Element mobility and scale of mass transport in the formation of quartz veins during regional metamorphism of the Waits River Formation, east-central Vermont

Abstract

Veins and adjacent alteration selvages in the Waits River Formation were investigated to determine whether associated mass transfer was due primarily to large-scale advection or small-scale diffusion. Samples of the vein, selvage, and adjacent wall rock were collected from the earliest and most numerous generation of veins in pelite and carbonate hosts from outcrops in the chlorite and the kyanite zones.
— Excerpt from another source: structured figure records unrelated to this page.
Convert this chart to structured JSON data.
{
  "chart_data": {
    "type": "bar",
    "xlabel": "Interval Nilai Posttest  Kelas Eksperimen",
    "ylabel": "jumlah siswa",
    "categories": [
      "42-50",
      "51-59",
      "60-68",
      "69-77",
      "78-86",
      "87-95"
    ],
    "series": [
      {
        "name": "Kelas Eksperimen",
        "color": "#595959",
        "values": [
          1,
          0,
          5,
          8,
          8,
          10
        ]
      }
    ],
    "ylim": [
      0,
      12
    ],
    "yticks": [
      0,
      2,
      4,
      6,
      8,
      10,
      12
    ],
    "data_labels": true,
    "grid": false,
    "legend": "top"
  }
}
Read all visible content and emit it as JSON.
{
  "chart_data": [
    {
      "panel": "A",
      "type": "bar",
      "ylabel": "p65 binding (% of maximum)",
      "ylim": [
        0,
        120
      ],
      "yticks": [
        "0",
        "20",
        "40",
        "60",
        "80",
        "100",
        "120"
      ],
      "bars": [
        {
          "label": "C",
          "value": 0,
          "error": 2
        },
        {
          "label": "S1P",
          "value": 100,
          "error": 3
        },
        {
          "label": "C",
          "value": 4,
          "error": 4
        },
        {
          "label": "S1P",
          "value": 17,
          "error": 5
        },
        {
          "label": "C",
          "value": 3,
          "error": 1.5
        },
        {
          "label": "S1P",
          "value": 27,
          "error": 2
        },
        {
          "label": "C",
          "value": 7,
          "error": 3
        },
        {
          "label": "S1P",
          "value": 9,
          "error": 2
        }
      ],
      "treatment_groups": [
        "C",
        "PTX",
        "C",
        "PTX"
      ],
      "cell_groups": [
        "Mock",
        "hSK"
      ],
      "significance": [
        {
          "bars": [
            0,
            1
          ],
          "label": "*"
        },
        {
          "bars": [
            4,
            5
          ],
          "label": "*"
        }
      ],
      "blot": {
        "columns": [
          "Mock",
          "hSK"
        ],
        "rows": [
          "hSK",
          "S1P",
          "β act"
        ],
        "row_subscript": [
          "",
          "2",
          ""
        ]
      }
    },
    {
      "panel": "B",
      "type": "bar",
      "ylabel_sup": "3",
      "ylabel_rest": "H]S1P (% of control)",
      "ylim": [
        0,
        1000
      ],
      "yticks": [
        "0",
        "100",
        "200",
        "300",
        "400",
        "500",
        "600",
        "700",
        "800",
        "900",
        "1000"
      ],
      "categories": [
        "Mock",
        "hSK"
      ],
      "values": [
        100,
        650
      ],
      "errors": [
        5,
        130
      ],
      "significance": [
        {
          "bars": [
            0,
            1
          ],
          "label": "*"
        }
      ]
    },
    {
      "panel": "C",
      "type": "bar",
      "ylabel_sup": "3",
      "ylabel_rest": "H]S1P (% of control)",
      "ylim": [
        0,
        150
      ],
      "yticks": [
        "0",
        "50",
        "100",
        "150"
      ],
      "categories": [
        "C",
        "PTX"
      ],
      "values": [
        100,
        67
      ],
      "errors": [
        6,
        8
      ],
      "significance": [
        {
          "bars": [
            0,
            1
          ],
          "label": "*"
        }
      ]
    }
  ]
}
Bulk compositions of selvages and unaltered wall rocks were compared using a reference frame defined by a combination of Zr, Ti, REEs, and U. Selvages from both outcrops typically exhibit losses of Si, K, Ba, and Rb relative to unaltered wall rock. Kyanite zone selvages show losses in Mg and Cs in addition. Differences in K, Ba, Rb, Cs, and Mg between the vein-selvage system as a whole and adjacent unaltered wall rock are possibly accounted for by development of micas in veins. The addition of Si and Ca to veins is not balanced by removal of Si and Ca from the selvages. Vein-selvage systems contain more Si than wall rock, with an overall addition of ≈40 mg Si/cm3 to the chlorite zone and ≈55 mg Si/cm3 to the kyanite zone. Mass balance of Si at the outcrop scale requires that >90% of the Si in quartz veins was derived externally. Quartz veins studied formed primarily by fluid flow and large-scale advective mass transfer with a relatively minor component of local mass transport by diffusion. The estimated time-integrated fluid flux necessary to produce the observed amount of quartz in veins in an entire outcrop is ≈2-6·106 cm3 fluid/cm2 rock. Mineral inclusions in garnet and fracturing of garnets adjacent to veins indicate that formation of selvages and veins initiated prior to formation of garnet and continued after the end of garnet growth.